Wall Street stocks are set to build on nearly year-and-a-half highs as they face next week’s key economic reports and the US Federal Reserve’s monetary policy meeting.
“We are in the process of testing our highs from mid-January on the S&P 500,” Gina Martin of Wells Fargo Securities said.
“The fears for sovereign credit risk and a possible step further in China relative to tighter [banking] reserve requirements have dissipated for now,” she said. “We are back to focusing on much better economic growth numbers.”
The Dow Jones Industrial Average rose a modest 0.55 percent over the week to close at 10,624.69.
The technology-rich NASDAQ composite gained 1.77 percent to 2,367.66.
And the broad-market Standard & Poor’s 500 index advanced 0.99 percent to 1,149.99.
While the Dow remained below its January peaks, the other two major indices surged.
The NASDAQ on Thursday hit its highest level since late August 2008 and the S&P 500 reached an October 2008 high.
The week was marked by indecision in the absence of major economic indicators to provide direction.
“I look at the way the market has performed in the absence of [a] real catalyst, it’s constructive,” Craig Peckham of the Jefferies brokerage said at the end of a week light on market moving economic data.
Peckham said the quiet week could have been a “wonderful opportunity” to take profits, and the fact that the market gained “should be taken as a pretty good positive.”
The main spark of interest came from merger and acquisition activities, which had been scarce during the financial crisis because of tight credit conditions.
Among the merger news was life insurance giant MetLife’s deal on Monday to buy a unit of American International Group in a US$15.5 billion transaction that will help AIG pay back part of its government bailout.
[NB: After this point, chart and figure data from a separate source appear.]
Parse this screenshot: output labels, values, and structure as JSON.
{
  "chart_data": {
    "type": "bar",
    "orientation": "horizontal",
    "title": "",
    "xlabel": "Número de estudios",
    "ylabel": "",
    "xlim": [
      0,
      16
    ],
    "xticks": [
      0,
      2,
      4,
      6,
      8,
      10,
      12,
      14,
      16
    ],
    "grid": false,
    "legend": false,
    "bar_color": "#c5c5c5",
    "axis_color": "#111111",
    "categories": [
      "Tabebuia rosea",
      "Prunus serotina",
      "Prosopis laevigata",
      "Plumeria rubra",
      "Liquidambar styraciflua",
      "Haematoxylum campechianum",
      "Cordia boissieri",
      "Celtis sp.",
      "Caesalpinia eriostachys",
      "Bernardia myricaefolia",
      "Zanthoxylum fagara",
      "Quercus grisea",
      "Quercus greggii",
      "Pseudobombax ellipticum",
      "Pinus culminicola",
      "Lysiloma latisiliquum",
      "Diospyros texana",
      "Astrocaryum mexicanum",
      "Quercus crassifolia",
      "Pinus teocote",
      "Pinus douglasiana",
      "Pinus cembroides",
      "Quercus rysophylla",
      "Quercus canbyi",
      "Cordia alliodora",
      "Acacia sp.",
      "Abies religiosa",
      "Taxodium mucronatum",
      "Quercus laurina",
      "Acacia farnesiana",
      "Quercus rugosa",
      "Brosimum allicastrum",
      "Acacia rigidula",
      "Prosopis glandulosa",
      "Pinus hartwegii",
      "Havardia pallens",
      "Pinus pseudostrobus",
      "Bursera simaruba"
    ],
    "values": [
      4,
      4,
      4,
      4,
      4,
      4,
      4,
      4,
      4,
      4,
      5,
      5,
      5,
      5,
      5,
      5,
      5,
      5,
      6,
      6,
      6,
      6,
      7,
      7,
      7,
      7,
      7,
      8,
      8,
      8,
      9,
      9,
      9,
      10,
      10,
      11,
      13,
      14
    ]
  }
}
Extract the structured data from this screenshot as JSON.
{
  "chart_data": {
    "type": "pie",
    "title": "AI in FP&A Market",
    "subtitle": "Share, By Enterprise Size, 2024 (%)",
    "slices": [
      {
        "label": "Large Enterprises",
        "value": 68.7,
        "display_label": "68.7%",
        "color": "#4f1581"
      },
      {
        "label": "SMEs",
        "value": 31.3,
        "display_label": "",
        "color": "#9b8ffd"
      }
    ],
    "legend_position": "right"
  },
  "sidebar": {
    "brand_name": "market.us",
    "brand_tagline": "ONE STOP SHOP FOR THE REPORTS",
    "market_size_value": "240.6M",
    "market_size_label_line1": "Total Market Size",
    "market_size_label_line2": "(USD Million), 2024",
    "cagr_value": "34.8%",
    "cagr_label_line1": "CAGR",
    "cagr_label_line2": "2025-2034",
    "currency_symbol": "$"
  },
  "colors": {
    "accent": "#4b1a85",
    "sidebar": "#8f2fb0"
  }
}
On Friday, fertilizer producer Terra Industries sealed a US$4.7 billion agreement to be acquired by CF Industries, after Norway’s Yara International declined to raise its rival offer.
In another sign of reviving market dynamism, sensors specialist Sensata Technologies opened for trading on the New York Stock Exchange on Thursday in the largest initial public offering so far this year.
“The big question is what is on the horizon that can keep this market going?” Marc Pado of Cantor Fitzgerald said.
“At least right now we have a good answer: earnings,” he said. “Inventories continue to decline, productivity continues to increase, production increases; that sets us up for a lot of positive surprises for earnings.”
Investors will be focused on the meeting of the US Federal Reserve’s policy makers on Tuesday.
“The market always tend to get a little nervous before the Fed meetings because the language is so important,” Pado said.
The Federal Open Market Committee is widely expected to hold interest rates near zero, where they have been since December 2008, in a bid to pull the economy out of the severe recession that had begun a year earlier.
Investors will pore over the panel’s statement after the meeting for hints about the direction of monetary policy and fresh signs of plans to wind down the extraordinary support measures.
The bond market was mixed over the week. The yield on the 10-year US Treasury bond rose to 3.710 percent from 3.682 the previous week, and that on the 30-year bond dipped to 4.633 percent from 4.639 percent. Bond prices and yields move in opposite directions.
Several key economic reports are on tap next week.
Tomorrow brings industrial production data for last month and the Empire Manufacturing survey of activity in the New York state region.
The ailing housing sector gets new reads on Tuesday with building permits and housing starts numbers.
Inflation data follows, with wholesale prices on Wednesday and consumer prices on Thursday.
Also on Thursday, the weekly initial unemployment claims report will give an up-to-date snapshot of the embattled US labor market, where unemployment is hovering at double digits.